Analisando o desenvolvimento das tentações do Senhor, conseguimos compreender quão grandiosamente fomos libertados da tentação. O inimigo das origens levantou-se contra o primeiro homem, nosso antepassado, com três tentações: tentou-o pela gula, pela vanglória e pela avareza […]. Pela gula, mostrou-lhe o fruto proibido da árvore e persuadiu-o a comê-lo. Tentou-o pela vanglória, dizendo-lhe: “Sereis como Deus” (Gn 3,5). E tentou-o ainda pela avareza, dizendo-lhe: “Conhecereis o bem e o mal”. Com efeito, a avareza não tem por objeto apenas o dinheiro, mas também as honras […].

Mas quando tentou o segundo Adão (1Cor 15,47), os próprios meios que lhe tinham servido para derrubar o primeiro homem venceram o diabo. Tenta-O pela gula, ao pedir-lhe: “Ordena que estas pedras se transformem em pães”; tenta-O pela vanglória, ao dizer-lhe: “Se és o Filho de Deus, atira-Te daqui abaixo”; tenta-O pelo desejo ávido de honrarias quando, mostrando-Lhe todos os reinos do mundo, declara: “Tudo isto Te darei se, aos meus pés, me adorares” […]. Tendo desta forma aprisionado o diabo, o segundo Adão expulsa-o dos nossos corações pela mesma via por que lhe havia permitido neles entrar e tê-los em seu poder.

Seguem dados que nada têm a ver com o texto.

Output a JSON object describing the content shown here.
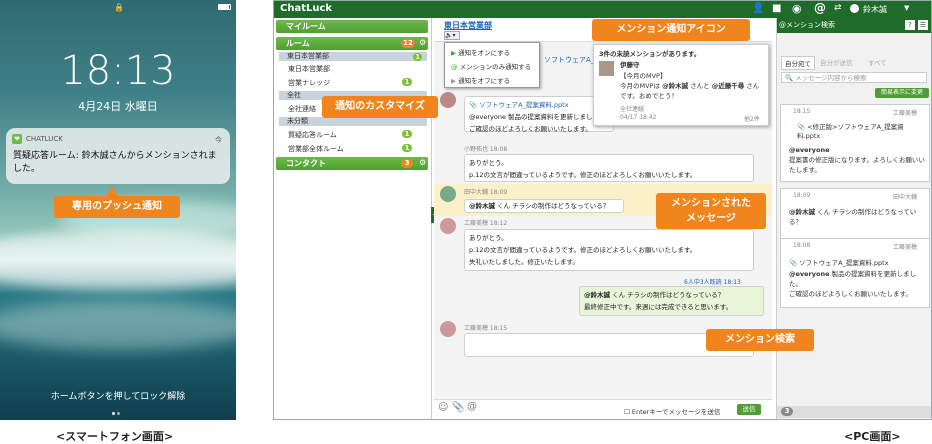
{
  "smartphone": {
    "time": "18:13",
    "date": "4月24日 水曜日",
    "unlock": "ホームボタンを押してロック解除",
    "caption": "<スマートフォン画面>",
    "notification": {
      "app": "CHATLUCK",
      "when": "今",
      "text": "質疑応答ルーム: 鈴木誠さんからメンションされました。"
    },
    "callout": "専用のプッシュ通知"
  },
  "pc": {
    "caption": "<PC画面>",
    "app_title": "ChatLuck",
    "user": "鈴木誠",
    "sidebar": {
      "myroom": "マイルーム",
      "room": "ルーム",
      "room_badge": "12",
      "contact": "コンタクト",
      "contact_badge": "3",
      "items": [
        {
          "label": "東日本営業部",
          "badge": "1"
        },
        {
          "label": "東日本営業部",
          "badge": ""
        },
        {
          "label": "営業ナレッジ",
          "badge": "1"
        },
        {
          "label": "全社",
          "badge": ""
        },
        {
          "label": "全社連絡",
          "badge": ""
        },
        {
          "label": "未分類",
          "badge": ""
        },
        {
          "label": "質疑応答ルーム",
          "badge": "1"
        },
        {
          "label": "営業部全体ルーム",
          "badge": "1"
        }
      ]
    },
    "chat": {
      "room_name": "東日本営業部",
      "menu": [
        "通知をオンにする",
        "メンションのみ通知する",
        "通知をオフにする"
      ],
      "file": "ソフトウェアA_提案資料.pptx",
      "messages": [
        {
          "sender": "",
          "text": "@everyone 製品の提案資料を更新しました。",
          "text2": "ご確認のほどよろしくお願いいたします。"
        },
        {
          "sender": "小野拓也 18:08",
          "text": "ありがとう。",
          "text2": "p.12の文言が間違っているようです。修正のほどよろしくお願いいたします。"
        },
        {
          "sender": "田中大輔 18:09",
          "mention": "@鈴木誠",
          "text": "くん チラシの制作はどうなっている？"
        },
        {
          "sender": "工藤美穂 18:12",
          "text": "ありがとう。",
          "text2": "p.12の文言が間違っているようです。修正のほどよろしくお願いいたします。",
          "text3": "失礼いたしました。修正いたします。"
        },
        {
          "sender": "6人中3人既読 18:13",
          "mention": "@鈴木誠",
          "text": "くん チラシの制作はどうなっている？",
          "text2": "最終修正中です。来週には完成できると思います。"
        },
        {
          "sender": "工藤美穂 18:15",
          "text": ""
        }
      ],
      "input_hint": "Enterキーでメッセージを送信",
      "send": "送信"
    },
    "mention_popup": {
      "header": "3件の未読メンションがあります。",
      "name": "伊藤守",
      "subject": "【今月のMVP】",
      "body1": "今月のMVPは",
      "m1": "@鈴木誠",
      "body2": "さんと",
      "m2": "@近藤千尋",
      "body3": "さんです。おめでとう！",
      "room": "全社連絡",
      "date": "04/17 18:42",
      "count": "他2件"
    },
    "right": {
      "title": "メンション検索",
      "tabs": [
        "自分宛て",
        "自分が送信",
        "すべて"
      ],
      "search_placeholder": "メッセージ内容から検索",
      "simple_btn": "簡易表示に変更",
      "footer_count": "3",
      "cards": [
        {
          "time": "18:15",
          "user": "工藤美穂",
          "file": "<修正版>ソフトウェアA_提案資料.pptx",
          "mention": "@everyone",
          "text": "提案書の修正版になります。よろしくお願いいたします。"
        },
        {
          "time": "18:09",
          "user": "田中大輔",
          "mention": "@鈴木誠",
          "text": "くん チラシの制作はどうなっている？"
        },
        {
          "time": "18:08",
          "user": "工藤美穂",
          "file": "ソフトウェアA_提案資料.pptx",
          "mention": "@everyone",
          "text": "製品の提案資料を更新しました。",
          "text2": "ご確認のほどよろしくお願いいたします。"
        }
      ]
    },
    "callouts": {
      "icon": "メンション通知アイコン",
      "custom": "通知のカスタマイズ",
      "mentioned_1": "メンションされた",
      "mentioned_2": "メッセージ",
      "search": "メンション検索"
    }
  },
  "colors": {
    "accent": "#f0851e",
    "green": "#1e6b2a",
    "badge": "#7cbf3a"
  }
}
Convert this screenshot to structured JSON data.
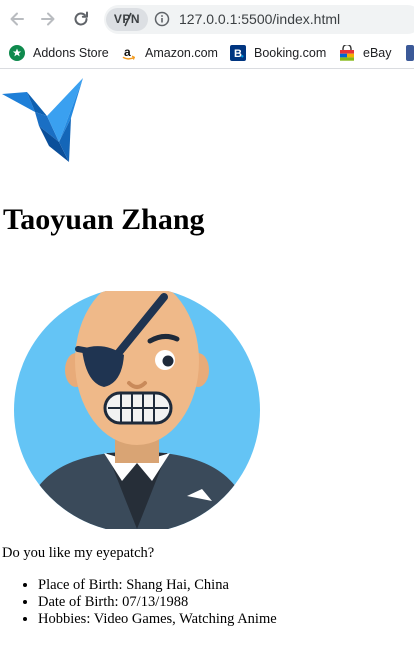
{
  "browser": {
    "back_icon": "arrow-left-icon",
    "forward_icon": "arrow-right-icon",
    "reload_icon": "reload-icon",
    "vpn_label": "VPN",
    "url": "127.0.0.1:5500/index.html"
  },
  "bookmarks": [
    {
      "label": "Addons Store",
      "icon": "addons-store-favicon"
    },
    {
      "label": "Amazon.com",
      "icon": "amazon-favicon"
    },
    {
      "label": "Booking.com",
      "icon": "booking-favicon"
    },
    {
      "label": "eBay",
      "icon": "ebay-favicon"
    }
  ],
  "page": {
    "title": "Taoyuan Zhang",
    "question": "Do you like my eyepatch?",
    "facts": [
      "Place of Birth: Shang Hai, China",
      "Date of Birth: 07/13/1988",
      "Hobbies: Video Games, Watching Anime"
    ]
  },
  "colors": {
    "avatar_background": "#64c4f5",
    "skin": "#efb989",
    "eyepatch": "#1f3451",
    "jacket": "#3a4a5a",
    "logo_blue": "#1e88e5"
  }
}
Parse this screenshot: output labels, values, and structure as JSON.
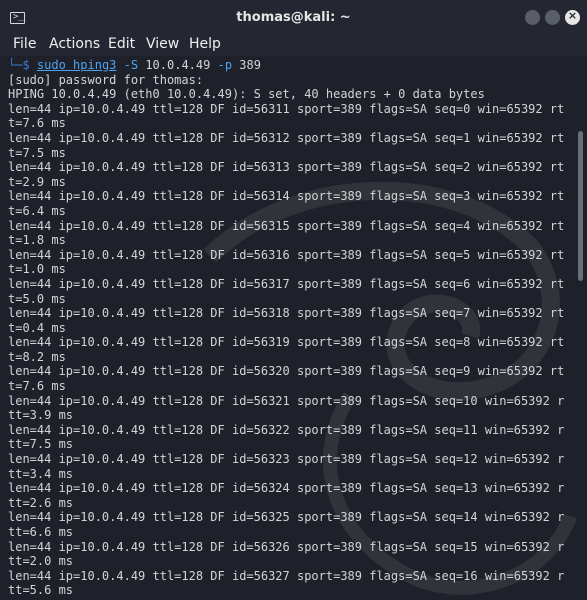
{
  "window": {
    "title": "thomas@kali: ~"
  },
  "menu": [
    "File",
    "Actions",
    "Edit",
    "View",
    "Help"
  ],
  "prompt": {
    "corner": "└─$",
    "cmd": "sudo hping3",
    "flag_s": "-S",
    "ip": "10.0.4.49",
    "flag_p": "-p",
    "port": "389"
  },
  "output": [
    "[sudo] password for thomas:",
    "HPING 10.0.4.49 (eth0 10.0.4.49): S set, 40 headers + 0 data bytes",
    "len=44 ip=10.0.4.49 ttl=128 DF id=56311 sport=389 flags=SA seq=0 win=65392 rt",
    "t=7.6 ms",
    "len=44 ip=10.0.4.49 ttl=128 DF id=56312 sport=389 flags=SA seq=1 win=65392 rt",
    "t=7.5 ms",
    "len=44 ip=10.0.4.49 ttl=128 DF id=56313 sport=389 flags=SA seq=2 win=65392 rt",
    "t=2.9 ms",
    "len=44 ip=10.0.4.49 ttl=128 DF id=56314 sport=389 flags=SA seq=3 win=65392 rt",
    "t=6.4 ms",
    "len=44 ip=10.0.4.49 ttl=128 DF id=56315 sport=389 flags=SA seq=4 win=65392 rt",
    "t=1.8 ms",
    "len=44 ip=10.0.4.49 ttl=128 DF id=56316 sport=389 flags=SA seq=5 win=65392 rt",
    "t=1.0 ms",
    "len=44 ip=10.0.4.49 ttl=128 DF id=56317 sport=389 flags=SA seq=6 win=65392 rt",
    "t=5.0 ms",
    "len=44 ip=10.0.4.49 ttl=128 DF id=56318 sport=389 flags=SA seq=7 win=65392 rt",
    "t=0.4 ms",
    "len=44 ip=10.0.4.49 ttl=128 DF id=56319 sport=389 flags=SA seq=8 win=65392 rt",
    "t=8.2 ms",
    "len=44 ip=10.0.4.49 ttl=128 DF id=56320 sport=389 flags=SA seq=9 win=65392 rt",
    "t=7.6 ms",
    "len=44 ip=10.0.4.49 ttl=128 DF id=56321 sport=389 flags=SA seq=10 win=65392 r",
    "tt=3.9 ms",
    "len=44 ip=10.0.4.49 ttl=128 DF id=56322 sport=389 flags=SA seq=11 win=65392 r",
    "tt=7.5 ms",
    "len=44 ip=10.0.4.49 ttl=128 DF id=56323 sport=389 flags=SA seq=12 win=65392 r",
    "tt=3.4 ms",
    "len=44 ip=10.0.4.49 ttl=128 DF id=56324 sport=389 flags=SA seq=13 win=65392 r",
    "tt=2.6 ms",
    "len=44 ip=10.0.4.49 ttl=128 DF id=56325 sport=389 flags=SA seq=14 win=65392 r",
    "tt=6.6 ms",
    "len=44 ip=10.0.4.49 ttl=128 DF id=56326 sport=389 flags=SA seq=15 win=65392 r",
    "tt=2.0 ms",
    "len=44 ip=10.0.4.49 ttl=128 DF id=56327 sport=389 flags=SA seq=16 win=65392 r",
    "tt=5.6 ms"
  ],
  "colors": {
    "background": "#1e2129",
    "titlebar": "#242731",
    "text": "#d4d4d4",
    "command": "#4ea3f0"
  },
  "icons": {
    "window": "terminal-icon",
    "close": "close-icon"
  }
}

Uma outra coisa temos ainda de considerar relativamente às tentações do Senhor […]: Ele podia ter precipitado o tentador no abismo, mas não manifestou o seu poder pessoal; limitou-Se a responder ao diabo com preceitos da Santa Escritura. Fez isso para nos dar exemplo de paciência, e para nos convidar a recorrer mais ao ensino do que à vingança. […] Vede bem a paciência de Deus, e a nossa impaciência! Nós deixamo-nos levar pela fúria quando a injustiça ou a ofensa nos atingem […]; o Senhor suportou a hostilidade do diabo, mas foi com palavras suaves que lhe respondeu.